Como espectáculo -si existió– seguramente respondió a lo que se le pretendía. Pero es difícil aceptar, como afirman todos los evangelistas, que la llegada a Jerusalén de un hombre, elegantemente vestido, cabalgando sobre un burro que acudía, como tantos, a celebrar la Pascua, lo recibiera una multitud con la expresión Hosanna al hijo de David, Bendito sea el que viene en nombre del Señor.

Hoy sabemos que las manifestaciones, de cualquier tipo, no se producen por generación espontánea. Detrás existe una organización, unas personas dedicadas, en el caso que nos ocupa, a comprar las palmas y distribuirlas, a convocar a los afiliados y simpatizantes a fin de que reciban al líder, con el mayor ruido posible, a preparar el alojamiento para los discípulos que intervendrán en los encuentros, reuniones y mítines, en este caso, encaminados a la propagación de las ideas defensoras de la libertad, liberadoras del yugo al que los tenían uncidos los romanos al pueblo judío.

La Pascua, en cuyas fechas Jerusalén podía alcanzar los 70.000 habitantes, era un buen campo para sembrar la buena nueva, aquella que combatía los excesos que, a juicio de los más conservadores, estaban inundando el más puro judaísmo.
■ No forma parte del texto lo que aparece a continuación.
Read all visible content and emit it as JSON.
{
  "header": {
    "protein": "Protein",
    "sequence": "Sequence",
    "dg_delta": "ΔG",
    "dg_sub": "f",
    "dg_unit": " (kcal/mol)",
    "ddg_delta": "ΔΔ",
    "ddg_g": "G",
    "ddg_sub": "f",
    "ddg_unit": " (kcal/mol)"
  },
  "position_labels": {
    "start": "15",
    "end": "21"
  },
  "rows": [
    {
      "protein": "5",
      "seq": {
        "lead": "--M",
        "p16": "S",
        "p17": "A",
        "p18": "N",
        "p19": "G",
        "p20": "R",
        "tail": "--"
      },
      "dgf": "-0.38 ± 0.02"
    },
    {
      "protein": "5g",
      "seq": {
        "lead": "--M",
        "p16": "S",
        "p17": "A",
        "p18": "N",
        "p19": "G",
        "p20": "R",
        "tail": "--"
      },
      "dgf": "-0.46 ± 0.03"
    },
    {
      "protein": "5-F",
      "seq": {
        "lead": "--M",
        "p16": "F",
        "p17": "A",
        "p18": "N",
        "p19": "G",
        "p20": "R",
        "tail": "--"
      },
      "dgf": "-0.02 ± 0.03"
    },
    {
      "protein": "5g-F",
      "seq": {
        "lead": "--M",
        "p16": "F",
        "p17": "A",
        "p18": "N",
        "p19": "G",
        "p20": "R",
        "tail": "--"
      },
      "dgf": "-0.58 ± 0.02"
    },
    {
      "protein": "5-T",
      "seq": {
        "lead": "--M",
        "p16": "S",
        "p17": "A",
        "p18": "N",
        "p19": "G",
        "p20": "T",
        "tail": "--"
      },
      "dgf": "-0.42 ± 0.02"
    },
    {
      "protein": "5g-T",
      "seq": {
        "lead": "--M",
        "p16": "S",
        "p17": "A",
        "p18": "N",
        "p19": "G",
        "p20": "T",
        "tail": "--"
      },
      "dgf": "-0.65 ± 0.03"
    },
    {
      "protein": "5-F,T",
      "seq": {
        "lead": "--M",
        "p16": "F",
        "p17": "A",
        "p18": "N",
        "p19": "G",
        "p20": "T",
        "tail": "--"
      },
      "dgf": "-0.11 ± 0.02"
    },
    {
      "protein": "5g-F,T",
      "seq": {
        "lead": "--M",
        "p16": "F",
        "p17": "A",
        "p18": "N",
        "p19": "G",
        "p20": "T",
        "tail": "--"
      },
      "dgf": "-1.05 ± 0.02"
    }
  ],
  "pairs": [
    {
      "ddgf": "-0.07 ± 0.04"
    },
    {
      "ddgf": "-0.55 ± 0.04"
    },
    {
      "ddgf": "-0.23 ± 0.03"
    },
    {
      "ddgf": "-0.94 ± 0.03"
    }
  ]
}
Esto no nos puede extrañar porque a través de los tiempos hemos visto desgajarse del tronco común de la Iglesia, -que, quiero creer, es la defensa de la caridad- otras muchas religiones; pocas en Europa, multitudes en América.

Desde tiempos inmemorables, el hombre, cuando le ahoga la soledad, o se encuentra en cualquier encrucijada de salud o pensamiento, mira al cielo, buscando el apoyo de un ser superior en quién poder descansar las fatigas que produce el caminar de la vida, mitigar los dolores de las enfermedades, soslayar las angustias que provocan las dudas en la toma de decisiones, y, al tiempo, nacen los visionarios, los vendedores de fantasías, los predicadores de unas idealizadas revelaciones que, dicen, haber recibido de un dios, lejano y desconocido, que nunca se ha pronunciado, a quién le atribuyen increíbles virtudes, nunca demostradas, al tiempo que, de forma incoherente, frente al amor divino que nos entrega, le achacan ser vengativo e intolerante, con quién comete alguna infracción -lo llaman pecado– que, en la mayor parte de los casos, son exigencias de la naturaleza, innatas en nuestra forma de ser, al alba de los tiempos, momento indeterminado de la creación del mundo.

Y este acto que recordamos hoy, son los hechos con los que San Pablo creó el cristianismo, el verdadero hacedor de un hombre-dios, que vino a liberarnos de un pecado que nunca cometimos; es el principio de una de tantas rebeliones o, si se quiere, revoluciones, que se han producido siglo tras siglo, en la que, de forma más o menos cruenta, han muerto sus cabecillas, unos por la ambición del poder político, otros, basados en la religión, en nombre de un mismo dios, que, si existiera, se avergonzaría de haber creado a este “hombre”, del que, para más coña, dicen que está hecho a su imagen y semejanza.